I wonder if you know how much love it took to hate you this much.
Hate doesn’t come from nothing. It’s not born in a vacuum, not a sudden gust of wind that sweeps through and rearranges everything overnight. No, it’s built—layer by layer, moment by moment, lie by lie. Hate is love that stayed too long past its expiration date, curdling into something unrecognizable, something bitter and sharp-edged.

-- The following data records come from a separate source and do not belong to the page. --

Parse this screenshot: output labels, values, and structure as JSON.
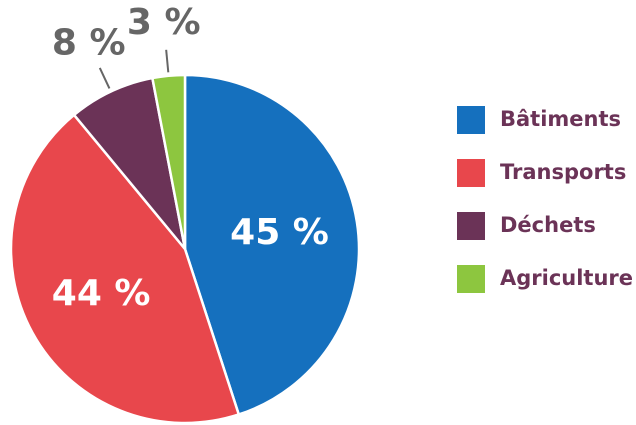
{
  "chart_data": {
    "type": "pie",
    "categories": [
      "Bâtiments",
      "Transports",
      "Déchets",
      "Agriculture"
    ],
    "values": [
      45,
      44,
      8,
      3
    ],
    "value_labels": [
      "45 %",
      "44 %",
      "8 %",
      "3 %"
    ],
    "colors": [
      "#1570be",
      "#e8474c",
      "#6b3357",
      "#8dc63f"
    ],
    "legend": "right"
  }
}
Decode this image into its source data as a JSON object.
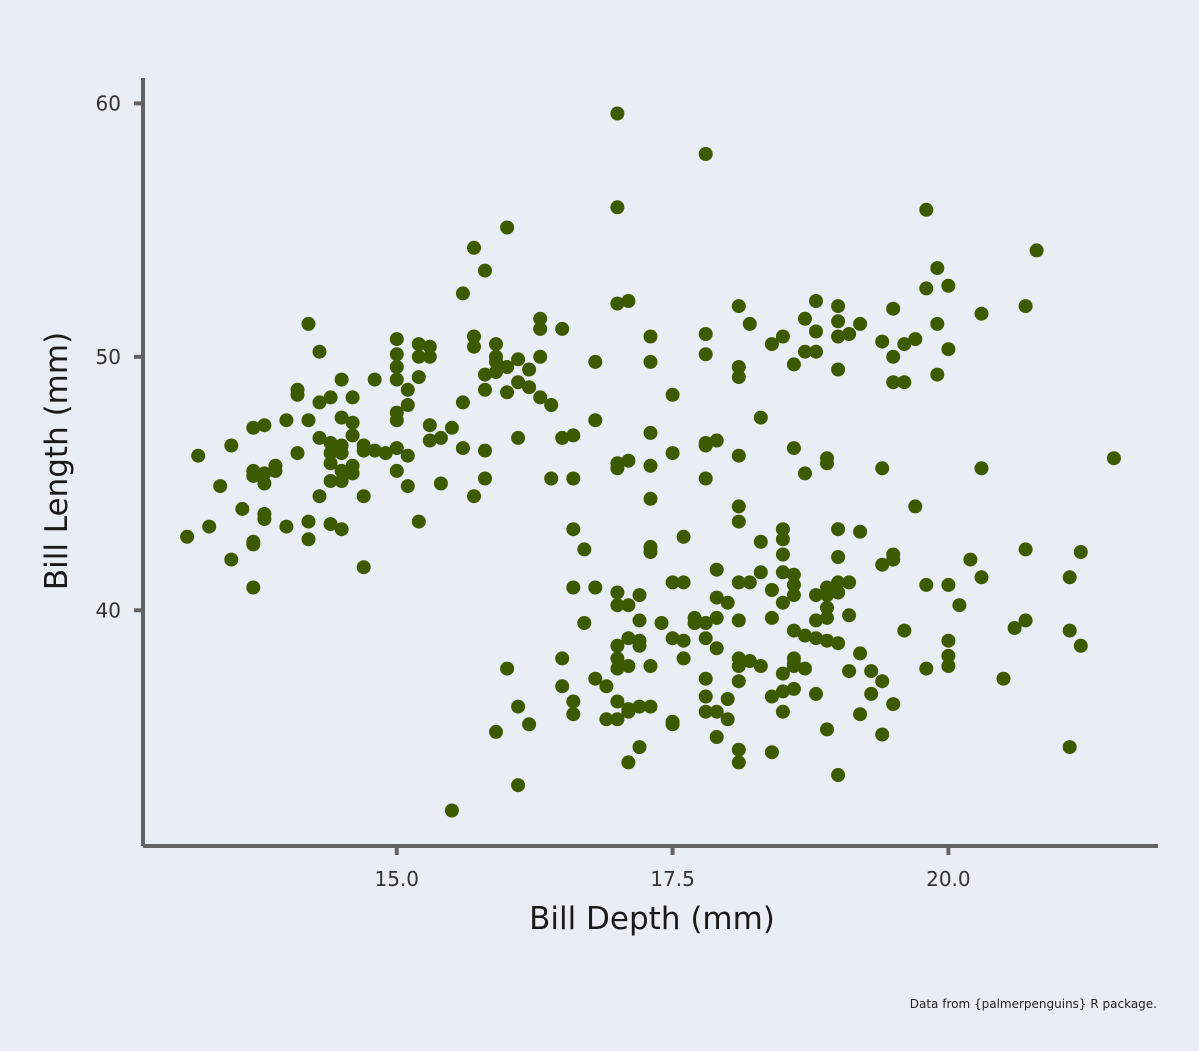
{
  "chart_data": {
    "type": "scatter",
    "title": "",
    "xlabel": "Bill Depth (mm)",
    "ylabel": "Bill Length (mm)",
    "xlim": [
      12.7,
      21.9
    ],
    "ylim": [
      30.7,
      61.0
    ],
    "x_ticks": [
      15.0,
      17.5,
      20.0
    ],
    "x_tick_labels": [
      "15.0",
      "17.5",
      "20.0"
    ],
    "y_ticks": [
      40,
      50,
      60
    ],
    "y_tick_labels": [
      "40",
      "50",
      "60"
    ],
    "grid": false,
    "legend": "none",
    "point_color": "#3d5a00",
    "caption": "Data from {palmerpenguins} R package.",
    "points": [
      [
        17.0,
        59.6
      ],
      [
        17.8,
        58.0
      ],
      [
        17.0,
        55.9
      ],
      [
        16.0,
        55.1
      ],
      [
        19.8,
        55.8
      ],
      [
        15.7,
        54.3
      ],
      [
        20.8,
        54.2
      ],
      [
        15.8,
        53.4
      ],
      [
        19.9,
        53.5
      ],
      [
        15.6,
        52.5
      ],
      [
        19.8,
        52.7
      ],
      [
        20.0,
        52.8
      ],
      [
        17.0,
        52.1
      ],
      [
        17.1,
        52.2
      ],
      [
        18.1,
        52.0
      ],
      [
        18.8,
        52.2
      ],
      [
        19.0,
        52.0
      ],
      [
        19.5,
        51.9
      ],
      [
        20.3,
        51.7
      ],
      [
        20.7,
        52.0
      ],
      [
        14.2,
        51.3
      ],
      [
        16.3,
        51.5
      ],
      [
        16.3,
        51.1
      ],
      [
        16.5,
        51.1
      ],
      [
        18.2,
        51.3
      ],
      [
        18.7,
        51.5
      ],
      [
        19.0,
        51.4
      ],
      [
        19.2,
        51.3
      ],
      [
        19.9,
        51.3
      ],
      [
        17.8,
        50.9
      ],
      [
        18.8,
        51.0
      ],
      [
        19.1,
        50.9
      ],
      [
        19.0,
        50.8
      ],
      [
        15.0,
        50.7
      ],
      [
        15.2,
        50.5
      ],
      [
        15.3,
        50.4
      ],
      [
        15.7,
        50.8
      ],
      [
        15.7,
        50.4
      ],
      [
        15.9,
        50.5
      ],
      [
        17.3,
        50.8
      ],
      [
        18.4,
        50.5
      ],
      [
        18.5,
        50.8
      ],
      [
        19.4,
        50.6
      ],
      [
        19.6,
        50.5
      ],
      [
        19.7,
        50.7
      ],
      [
        14.3,
        50.2
      ],
      [
        15.0,
        50.1
      ],
      [
        15.2,
        50.0
      ],
      [
        15.3,
        50.0
      ],
      [
        15.9,
        50.0
      ],
      [
        15.9,
        49.8
      ],
      [
        16.0,
        49.6
      ],
      [
        16.1,
        49.9
      ],
      [
        16.2,
        49.5
      ],
      [
        16.3,
        50.0
      ],
      [
        17.3,
        49.8
      ],
      [
        17.8,
        50.1
      ],
      [
        18.1,
        49.6
      ],
      [
        18.1,
        49.2
      ],
      [
        18.6,
        49.7
      ],
      [
        18.7,
        50.2
      ],
      [
        18.8,
        50.2
      ],
      [
        19.0,
        49.5
      ],
      [
        19.5,
        50.0
      ],
      [
        19.5,
        49.0
      ],
      [
        19.6,
        49.0
      ],
      [
        19.9,
        49.3
      ],
      [
        20.0,
        50.3
      ],
      [
        16.8,
        49.8
      ],
      [
        15.0,
        49.6
      ],
      [
        15.2,
        49.2
      ],
      [
        14.5,
        49.1
      ],
      [
        14.8,
        49.1
      ],
      [
        15.0,
        49.1
      ],
      [
        15.8,
        49.3
      ],
      [
        15.8,
        48.7
      ],
      [
        15.9,
        49.4
      ],
      [
        16.1,
        49.0
      ],
      [
        16.2,
        48.8
      ],
      [
        16.0,
        48.6
      ],
      [
        16.3,
        48.4
      ],
      [
        16.4,
        48.1
      ],
      [
        17.5,
        48.5
      ],
      [
        14.1,
        48.7
      ],
      [
        14.1,
        48.5
      ],
      [
        14.4,
        48.4
      ],
      [
        15.1,
        48.7
      ],
      [
        15.1,
        48.1
      ],
      [
        15.0,
        47.8
      ],
      [
        15.0,
        47.5
      ],
      [
        14.3,
        48.2
      ],
      [
        14.6,
        48.4
      ],
      [
        14.2,
        47.5
      ],
      [
        14.5,
        47.6
      ],
      [
        14.6,
        47.4
      ],
      [
        13.7,
        47.2
      ],
      [
        13.8,
        47.3
      ],
      [
        14.0,
        47.5
      ],
      [
        15.3,
        47.3
      ],
      [
        15.5,
        47.2
      ],
      [
        15.6,
        48.2
      ],
      [
        16.8,
        47.5
      ],
      [
        18.3,
        47.6
      ],
      [
        14.3,
        46.8
      ],
      [
        14.4,
        46.6
      ],
      [
        14.5,
        46.5
      ],
      [
        14.6,
        46.9
      ],
      [
        13.5,
        46.5
      ],
      [
        14.1,
        46.2
      ],
      [
        14.4,
        46.2
      ],
      [
        14.5,
        46.2
      ],
      [
        14.7,
        46.5
      ],
      [
        15.0,
        46.4
      ],
      [
        15.1,
        46.1
      ],
      [
        15.3,
        46.7
      ],
      [
        15.4,
        46.8
      ],
      [
        15.6,
        46.4
      ],
      [
        15.8,
        46.3
      ],
      [
        16.1,
        46.8
      ],
      [
        16.5,
        46.8
      ],
      [
        16.6,
        46.9
      ],
      [
        17.3,
        47.0
      ],
      [
        17.5,
        46.2
      ],
      [
        17.8,
        46.6
      ],
      [
        17.9,
        46.7
      ],
      [
        17.8,
        46.5
      ],
      [
        18.6,
        46.4
      ],
      [
        18.1,
        46.1
      ],
      [
        18.9,
        46.0
      ],
      [
        18.9,
        45.8
      ],
      [
        19.4,
        45.6
      ],
      [
        20.3,
        45.6
      ],
      [
        21.5,
        46.0
      ],
      [
        13.2,
        46.1
      ],
      [
        13.4,
        44.9
      ],
      [
        13.7,
        45.5
      ],
      [
        13.7,
        45.3
      ],
      [
        13.8,
        45.4
      ],
      [
        13.9,
        45.5
      ],
      [
        13.9,
        45.7
      ],
      [
        13.8,
        45.0
      ],
      [
        14.4,
        45.8
      ],
      [
        14.5,
        45.5
      ],
      [
        14.5,
        45.1
      ],
      [
        14.6,
        45.7
      ],
      [
        14.6,
        45.4
      ],
      [
        14.4,
        45.1
      ],
      [
        14.7,
        46.3
      ],
      [
        14.8,
        46.3
      ],
      [
        14.9,
        46.2
      ],
      [
        15.0,
        45.5
      ],
      [
        15.1,
        44.9
      ],
      [
        14.3,
        44.5
      ],
      [
        14.7,
        44.5
      ],
      [
        15.4,
        45.0
      ],
      [
        15.7,
        44.5
      ],
      [
        15.8,
        45.2
      ],
      [
        16.4,
        45.2
      ],
      [
        16.6,
        45.2
      ],
      [
        17.0,
        45.6
      ],
      [
        17.0,
        45.8
      ],
      [
        17.1,
        45.9
      ],
      [
        17.3,
        45.7
      ],
      [
        17.3,
        44.4
      ],
      [
        17.8,
        45.2
      ],
      [
        18.7,
        45.4
      ],
      [
        13.6,
        44.0
      ],
      [
        13.8,
        43.8
      ],
      [
        13.8,
        43.6
      ],
      [
        13.3,
        43.3
      ],
      [
        14.0,
        43.3
      ],
      [
        14.2,
        43.5
      ],
      [
        14.4,
        43.4
      ],
      [
        14.5,
        43.2
      ],
      [
        15.2,
        43.5
      ],
      [
        18.1,
        44.1
      ],
      [
        18.1,
        43.5
      ],
      [
        18.3,
        42.7
      ],
      [
        18.5,
        43.2
      ],
      [
        18.5,
        42.8
      ],
      [
        19.0,
        43.2
      ],
      [
        19.2,
        43.1
      ],
      [
        19.7,
        44.1
      ],
      [
        13.1,
        42.9
      ],
      [
        13.5,
        42.0
      ],
      [
        13.7,
        42.7
      ],
      [
        13.7,
        42.6
      ],
      [
        14.2,
        42.8
      ],
      [
        14.7,
        41.7
      ],
      [
        13.7,
        40.9
      ],
      [
        16.6,
        43.2
      ],
      [
        16.7,
        42.4
      ],
      [
        17.3,
        42.5
      ],
      [
        17.3,
        42.3
      ],
      [
        17.6,
        42.9
      ],
      [
        18.5,
        42.2
      ],
      [
        19.0,
        42.1
      ],
      [
        19.5,
        42.2
      ],
      [
        19.5,
        42.0
      ],
      [
        19.4,
        41.8
      ],
      [
        20.2,
        42.0
      ],
      [
        20.7,
        42.4
      ],
      [
        21.2,
        42.3
      ],
      [
        20.3,
        41.3
      ],
      [
        21.1,
        41.3
      ],
      [
        17.9,
        41.6
      ],
      [
        18.1,
        41.1
      ],
      [
        18.2,
        41.1
      ],
      [
        18.3,
        41.5
      ],
      [
        18.5,
        41.5
      ],
      [
        18.6,
        41.4
      ],
      [
        18.6,
        41.0
      ],
      [
        18.6,
        40.6
      ],
      [
        18.4,
        40.8
      ],
      [
        18.8,
        40.6
      ],
      [
        18.9,
        40.9
      ],
      [
        19.0,
        40.7
      ],
      [
        19.0,
        41.1
      ],
      [
        19.1,
        41.1
      ],
      [
        18.9,
        40.6
      ],
      [
        18.9,
        40.1
      ],
      [
        19.8,
        41.0
      ],
      [
        20.0,
        41.0
      ],
      [
        16.6,
        40.9
      ],
      [
        16.8,
        40.9
      ],
      [
        17.0,
        40.7
      ],
      [
        17.0,
        40.2
      ],
      [
        17.1,
        40.2
      ],
      [
        17.2,
        40.6
      ],
      [
        17.5,
        41.1
      ],
      [
        17.6,
        41.1
      ],
      [
        17.9,
        40.5
      ],
      [
        18.0,
        40.3
      ],
      [
        18.5,
        40.3
      ],
      [
        20.1,
        40.2
      ],
      [
        16.7,
        39.5
      ],
      [
        17.2,
        39.6
      ],
      [
        17.4,
        39.5
      ],
      [
        17.7,
        39.7
      ],
      [
        17.7,
        39.5
      ],
      [
        17.8,
        39.5
      ],
      [
        18.1,
        39.6
      ],
      [
        17.9,
        39.7
      ],
      [
        18.4,
        39.7
      ],
      [
        18.6,
        39.2
      ],
      [
        18.7,
        39.0
      ],
      [
        18.8,
        38.9
      ],
      [
        18.8,
        39.6
      ],
      [
        18.9,
        39.7
      ],
      [
        19.1,
        39.8
      ],
      [
        19.6,
        39.2
      ],
      [
        20.6,
        39.3
      ],
      [
        20.7,
        39.6
      ],
      [
        21.1,
        39.2
      ],
      [
        17.0,
        38.6
      ],
      [
        17.1,
        38.9
      ],
      [
        17.2,
        38.8
      ],
      [
        17.2,
        38.6
      ],
      [
        17.5,
        38.9
      ],
      [
        17.6,
        38.8
      ],
      [
        17.6,
        38.1
      ],
      [
        17.8,
        38.9
      ],
      [
        17.9,
        38.5
      ],
      [
        18.1,
        38.1
      ],
      [
        18.1,
        37.8
      ],
      [
        18.2,
        38.0
      ],
      [
        18.6,
        38.1
      ],
      [
        18.6,
        37.9
      ],
      [
        18.7,
        37.7
      ],
      [
        18.9,
        38.8
      ],
      [
        19.0,
        38.7
      ],
      [
        19.2,
        38.3
      ],
      [
        20.0,
        38.8
      ],
      [
        20.0,
        38.2
      ],
      [
        21.2,
        38.6
      ],
      [
        16.0,
        37.7
      ],
      [
        16.5,
        38.1
      ],
      [
        17.0,
        38.1
      ],
      [
        17.0,
        37.7
      ],
      [
        17.1,
        37.8
      ],
      [
        17.3,
        37.8
      ],
      [
        18.3,
        37.8
      ],
      [
        18.5,
        37.5
      ],
      [
        18.6,
        37.8
      ],
      [
        19.1,
        37.6
      ],
      [
        19.3,
        37.6
      ],
      [
        19.8,
        37.7
      ],
      [
        20.0,
        37.8
      ],
      [
        16.5,
        37.0
      ],
      [
        16.6,
        36.4
      ],
      [
        16.8,
        37.3
      ],
      [
        16.9,
        37.0
      ],
      [
        17.0,
        36.4
      ],
      [
        17.1,
        36.0
      ],
      [
        17.2,
        36.2
      ],
      [
        17.3,
        36.2
      ],
      [
        17.8,
        37.3
      ],
      [
        17.8,
        36.6
      ],
      [
        17.8,
        36.0
      ],
      [
        17.9,
        36.0
      ],
      [
        18.0,
        36.5
      ],
      [
        18.0,
        35.7
      ],
      [
        18.1,
        37.2
      ],
      [
        18.4,
        36.6
      ],
      [
        18.5,
        36.8
      ],
      [
        18.5,
        36.0
      ],
      [
        18.6,
        36.9
      ],
      [
        18.8,
        36.7
      ],
      [
        19.2,
        35.9
      ],
      [
        19.3,
        36.7
      ],
      [
        19.4,
        37.2
      ],
      [
        19.5,
        36.3
      ],
      [
        20.5,
        37.3
      ],
      [
        16.1,
        36.2
      ],
      [
        16.2,
        35.5
      ],
      [
        16.6,
        35.9
      ],
      [
        16.9,
        35.7
      ],
      [
        17.0,
        35.7
      ],
      [
        17.1,
        36.1
      ],
      [
        17.5,
        35.6
      ],
      [
        17.5,
        35.5
      ],
      [
        17.9,
        35.0
      ],
      [
        18.1,
        34.5
      ],
      [
        18.1,
        34.0
      ],
      [
        18.4,
        34.4
      ],
      [
        18.9,
        35.3
      ],
      [
        19.4,
        35.1
      ],
      [
        15.9,
        35.2
      ],
      [
        17.1,
        34.0
      ],
      [
        17.2,
        34.6
      ],
      [
        19.0,
        33.5
      ],
      [
        21.1,
        34.6
      ],
      [
        16.1,
        33.1
      ],
      [
        15.5,
        32.1
      ]
    ]
  }
}
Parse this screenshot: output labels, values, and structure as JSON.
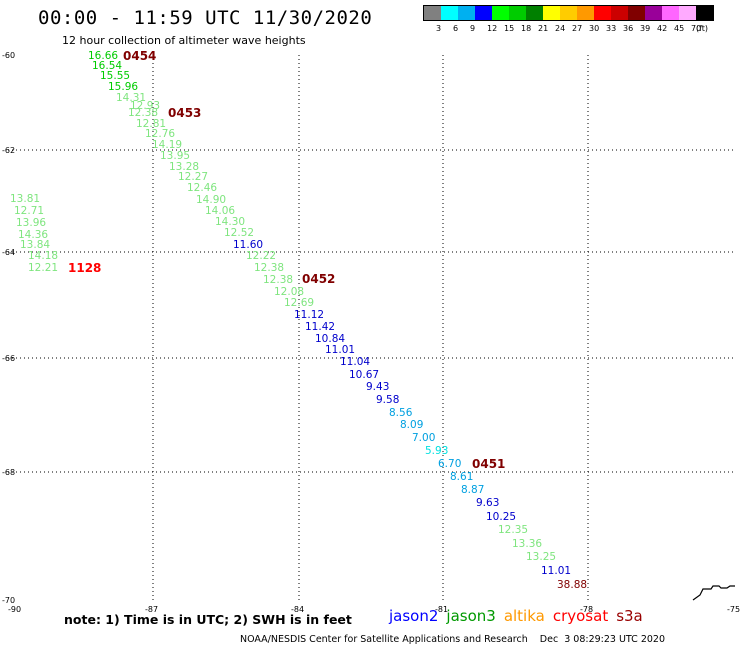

For the longest time, I asked myself what it would take. What was the final straw? Was it the endless lies, the broken promises, the half-hearted commitments to jobs, plans, and a future that was never real? I used to think, foolishly, that love alone was enough. That one day, you would wake up and realize that all of those distractions, all the things that kept pulling you away, were insignificant compared to having a life with me. That you would see me, truly see me, and that would be enough.
But it never was.
Because the truth is, you never actually wanted a life with me—you just didn’t want to be alone. You wanted someone to fall back on, someone to hold the pieces together while you ran after your next distraction. And I let you. I let you because I believed in something that didn’t exist, because I thought that, if I just held on long enough, you’d wake up one day and be the man I deserved. That maybe, just maybe, love would be enough to make you choose me.
Spoiler alert: it wasn’t.
It took me too long to see that you only ever did the bare minimum to keep me tethered. Just enough affection to keep me hoping. Just enough apologies to keep me waiting. You were never going to wake up and choose me. You only ever chose yourself. And I hated you for that. Not just because of the betrayal, not just because of the broken trust—but because I knew that deep down, I had been complicit. I let you stay. I let myself believe. And I resented myself for that almost as much as I resented you.
But the thing about hate is that it burns hot, and even the strongest flames don’t last forever. I don’t know if I’ll ever get to the point of indifference—if I’ll ever truly not care—but I know that I won’t let you live in my head rent-free anymore.
Hate was love’s final form. But I’m done giving you even that.